Unjustly little known to the public, Jean Vendome revolutionized the world of jewelry, elevating it to the status of an art form during his sixty-seven-year career with over 30 000 outstanding, often unique jewels. He was continually blurring the boundaries between sculpture, photography, painting, and the world of jewelry.

 

Born on 18 April 1930, Ohan Tuhdarian (Jean in Armenian) spent the first years of his life in Lyon. At the age of 13, he started an apprenticeship at his maternal uncle’s, jeweler in Paris, where he acquired irreproachable technique and expertise. At the age of 18, now as Jean Vendome, he opened his first workshop in 1948 in Paris, where he honored commissions for his colleagues on Rue de la Paix and worked on timepieces. His name began to circulate.

 

Jean Vendome stood out as a true pioneer of jewelry. He invented a whole new avant-garde language and showed his works alongside the greatest names in art. With Georges Braque, Vieira da Silva, Jean Degottex, Salvador Dalí, or the fashion designer Paco Rabanne.

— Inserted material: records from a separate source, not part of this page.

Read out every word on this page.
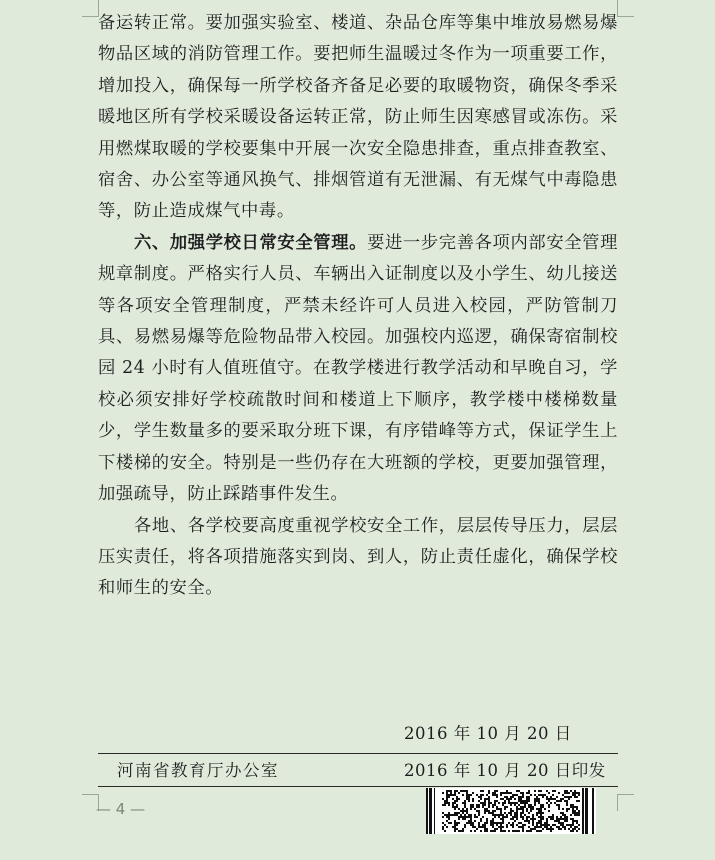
备运转正常。要加强实验室、楼道、杂品仓库等集中堆放易燃易爆物品区域的消防管理工作。要把师生温暖过冬作为一项重要工作，增加投入，确保每一所学校备齐备足必要的取暖物资，确保冬季采暖地区所有学校采暖设备运转正常，防止师生因寒感冒或冻伤。采用燃煤取暖的学校要集中开展一次安全隐患排查，重点排查教室、宿舍、办公室等通风换气、排烟管道有无泄漏、有无煤气中毒隐患等，防止造成煤气中毒。

六、加强学校日常安全管理。要进一步完善各项内部安全管理规章制度。严格实行人员、车辆出入证制度以及小学生、幼儿接送等各项安全管理制度，严禁未经许可人员进入校园，严防管制刀具、易燃易爆等危险物品带入校园。加强校内巡逻，确保寄宿制校园 24 小时有人值班值守。在教学楼进行教学活动和早晚自习，学校必须安排好学校疏散时间和楼道上下顺序，教学楼中楼梯数量少，学生数量多的要采取分班下课，有序错峰等方式，保证学生上下楼梯的安全。特别是一些仍存在大班额的学校，更要加强管理，加强疏导，防止踩踏事件发生。

各地、各学校要高度重视学校安全工作，层层传导压力，层层压实责任，将各项措施落实到岗、到人，防止责任虚化，确保学校和师生的安全。

2016 年 10 月 20 日
河南省教育厅办公室	2016 年 10 月 20 日印发
— 4 —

Jean Vendome exhibited across the globe, thus an active participant in the important artistic revolution of the 1960s–1970s.
Architecture was an important source of inspiration for the jeweler who, in his early days, carefully scrutinized the brutalist and modernist vogue, represented by architects such as Le Corbusier: as with his straight lines and wide openings to let in the light.

 

Entering the collections of the greatest museums in the world, notably the Musée des Arts Décoratifs in Paris or the Museum of Fine Arts in Boston, and highly prized by collectors, Jean Vendome passed away in 2017 at the age of 87.